Within just a few short hours early this morning, I managed to maim one living creature and rescue another, except that I'm not entirely responsible for the maiming, and "rescue" might not be quite the right word but I hesitate to use a more accurate one like "purloin." Right now, my relationship with nature is about as complicated as nature itself.
The maiming occurred in the wee hours of the morning, when I was awakened by what sounded like a bunch of marbles being shaken around in a jar. On investigating, I discovered a mousetrap flailing its way across the wood floor, with locomotion provided by a mouse, three of whose legs were free from the trap while the fourth one was firmly attached.
The cat just watched, lifting nary a paw to interfere with the mouse-laden mousetrap's uneven progress across the living-room floor. The mouse was heading for the gap behind a bookcase when I went to awaken my husband. Mice living or dead fall within his bailiwick, so I had no compunction about interfering with his sound sleep to inform him that a mousetrap was raising a ruckus in the living room. "It's just a bad dream," he insisted. "Go back to sleep."

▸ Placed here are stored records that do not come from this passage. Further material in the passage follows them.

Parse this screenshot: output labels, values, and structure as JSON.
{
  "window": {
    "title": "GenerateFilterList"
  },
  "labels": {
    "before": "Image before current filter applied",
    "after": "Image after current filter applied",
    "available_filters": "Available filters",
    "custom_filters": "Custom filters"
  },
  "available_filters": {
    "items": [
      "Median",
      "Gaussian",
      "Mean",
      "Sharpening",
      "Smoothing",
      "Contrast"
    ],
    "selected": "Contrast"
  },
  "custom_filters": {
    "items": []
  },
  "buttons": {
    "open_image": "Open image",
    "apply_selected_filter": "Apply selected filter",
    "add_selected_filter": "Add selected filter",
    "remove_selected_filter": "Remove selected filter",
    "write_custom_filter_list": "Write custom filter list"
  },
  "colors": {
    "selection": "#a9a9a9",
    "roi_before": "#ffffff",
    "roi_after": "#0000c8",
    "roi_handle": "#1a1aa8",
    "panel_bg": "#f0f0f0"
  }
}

It took me a while to convince him that I wasn't raving, and by then the mouse and mousetrap had made its way under that bookcase. The intrepid mouse-hunter didn't want to move the bookcase in the middle of the night, so he went back to bed, leaving the mouse to suffer until daylight. "It's pretty well stuck in there," he said. "I'll deal with it in the morning."

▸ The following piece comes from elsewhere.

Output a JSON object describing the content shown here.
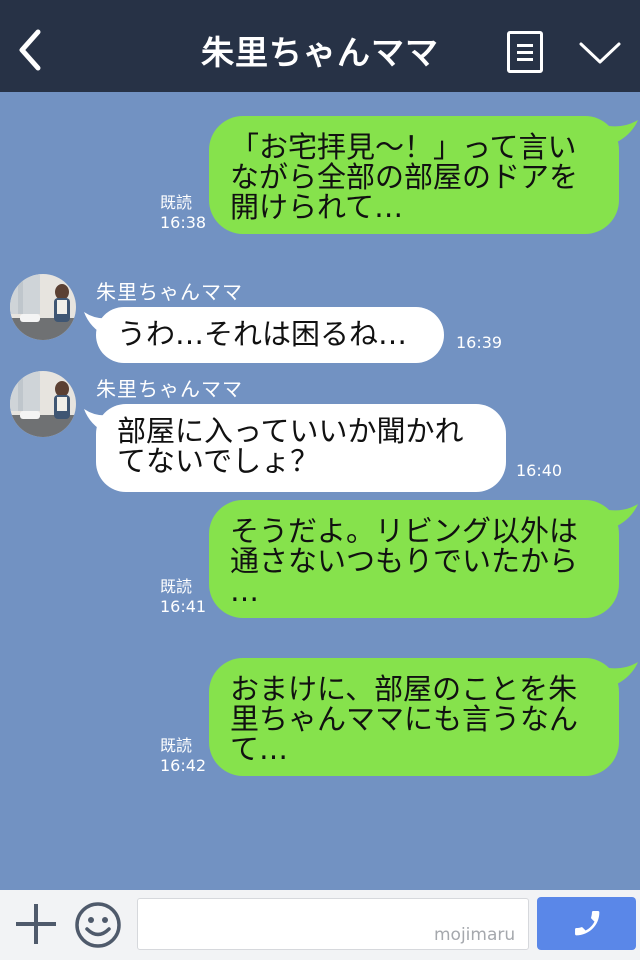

In the morning it was gone. The mousetrap was still there, but every trace of mouse had disappeared. Somewhere out there lives a mouse that is maimed and angry--a mouse, moreover, that has learned to be wary of mousetraps. What kind of revenge will it inflict upon my household?

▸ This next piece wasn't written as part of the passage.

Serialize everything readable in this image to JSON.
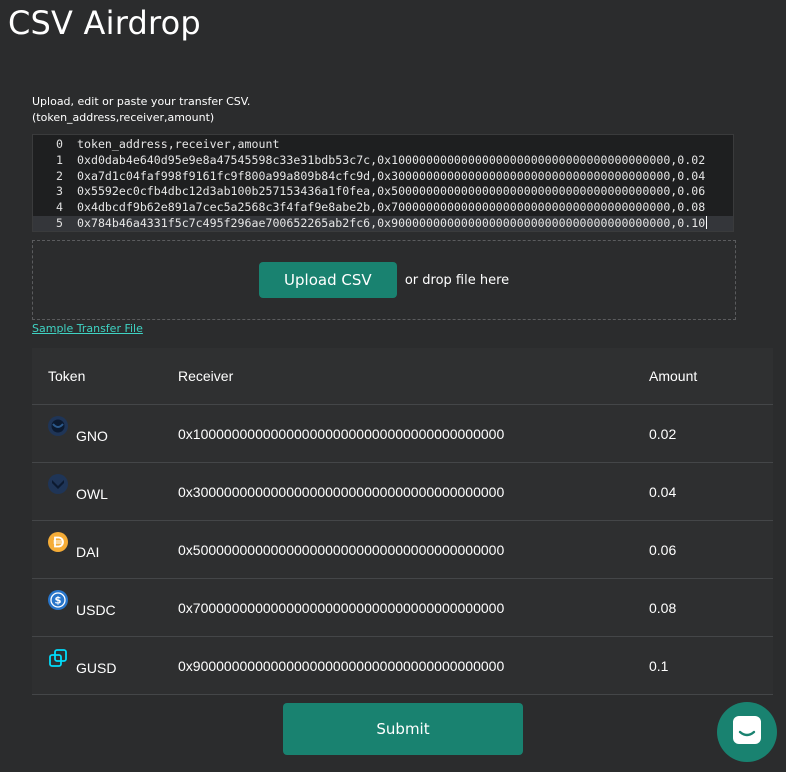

I didn't have much time to think about that because the time had come to execute the Great Columbine Rescue. Ohio has only one native columbine, Aquilegia canadensis, which produces delicate yellow-and-orange bell-shaped blooms in spring. A clump of it grows in just one spot on the steep slope beside our creek, which would be terrific if it grew on our side of the creek, but instead it grows on the other side near the road, where it thrives beautifully until the county road crew comes along to do its annual spring mowing. According to the local newspaper, mowing begins today.
Now I have domesticated columbines growing near the house, but I've never seen anything as tall and lovely as these wild blossoms. Wouldn't it be a shame to let the mowers cut them down in the prime of life? Someone ought to rescue some of them. This is what I told myself as I carried a bucket and shovel to the wild columbines' location, which was steeper and slipperier than I had expected. I was delighted to discover that the columbines were growing in rocky soil, which means they'll feel right at home in the flower garden in front of our house. I had to fight my way through poison ivy to get the shovel into the ground, but I got my columbine.
Of course it is not really "my" columbine. I suppose it's probably against the law to dig up wildflowers from the public right-of-way, which is why I choose to employ the rhetoric of rescue. If nature wants to fight back against my depredations, the poison ivy ought to do the trick.
And if not, the maimed mouse is still out there somewhere waiting to take its revenge.
1 comment:
I think your mouse made it to my house. By the looks of my select areas of my kitchen, you scared the scat right out of it!